Plan: Atkins-ish, post-WLS
Stats: 377/214.5/177 Male 72 inches
BF:
Progress: 81%
Location: Colorado Springs, CO, USA
Default

Quote:
Originally Posted by Just Jo
Huge Congrats on your losses so far, wbahn!!!!

I have a couple of questions, hope you can answer them for me:
I heard that before wls, one is put on a LC type diet for 4-6 months before the surgery, is this true? And if so, how many carbs?

Also how much are you allowed to eat now, in terms of carbs and kcals?

Thank you in advance for you answers and I wish you heartfelt success on your personal LC WOE journey!


Thanks a lot!

The details of what's done/required vary from surgeon to surgeon and also depend on insurance requirements.
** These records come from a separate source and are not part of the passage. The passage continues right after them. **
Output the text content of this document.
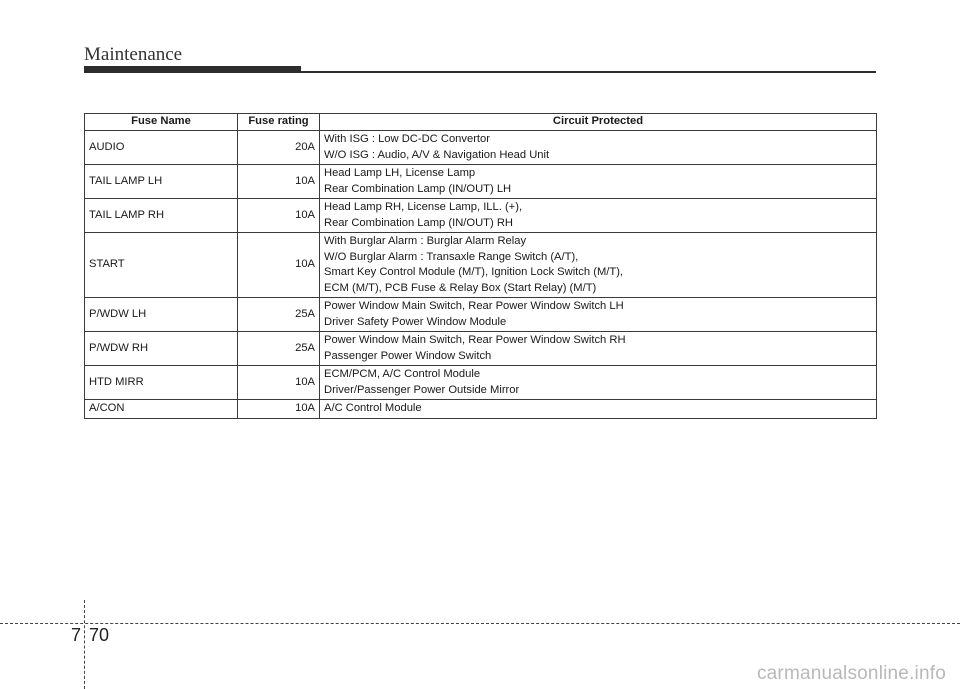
Maintenance
Fuse Name	Fuse rating	Circuit Protected
AUDIO	20A	With ISG : Low DC-DC Convertor
W/O ISG : Audio, A/V & Navigation Head Unit
TAIL LAMP LH	10A	Head Lamp LH, License Lamp
Rear Combination Lamp (IN/OUT) LH
TAIL LAMP RH	10A	Head Lamp RH, License Lamp, ILL. (+),
Rear Combination Lamp (IN/OUT) RH
START	10A	With Burglar Alarm : Burglar Alarm Relay
W/O Burglar Alarm : Transaxle Range Switch (A/T),
Smart Key Control Module (M/T), Ignition Lock Switch (M/T),
ECM (M/T), PCB Fuse & Relay Box (Start Relay) (M/T)
P/WDW LH	25A	Power Window Main Switch, Rear Power Window Switch LH
Driver Safety Power Window Module
P/WDW RH	25A	Power Window Main Switch, Rear Power Window Switch RH
Passenger Power Window Switch
HTD MIRR	10A	ECM/PCM, A/C Control Module
Driver/Passenger Power Outside Mirror
A/CON	10A	A/C Control Module
7 70
carmanualsonline.info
Plus, there are three common types of surgery that are performed and each has its own peculiarities.

In my case (and I had the Roux-en-Y procedure because it is the one that is most effective at treating Type II diabetes) I had to be on a medically supervised diet for at least six months. No requirement that it be LC or any other particular diet, just that it be medically supervised.

Post surgery (for this procedure) you need to avoid certain types of foods as they cause "dumping syndrome" (a fancy term for severe diarrhea) because the duodenum has been bypassed. The biggest culprit is sugar. But fats in any significant quantity are also problems as is alcohol. You are also highly discouraged from drinking carbonated beverages.

Your intake is limited to about 2 oz (volume) per meal, but this increases as the new stomach pouch expands and eventually settles in at about 8 oz. Once the initial liquid/pureed/soft diet phases are over (about six weeks total) you are typically at about 500 Cal/day (say 300 Cal to 800 Cal) with the general guideline that you eat protein first, then veggies, then fruit, then starches in very limited quantities. Most people stay at this level throughout most of their weight loss phase and then increase it to a sustainable level as they near the end of that.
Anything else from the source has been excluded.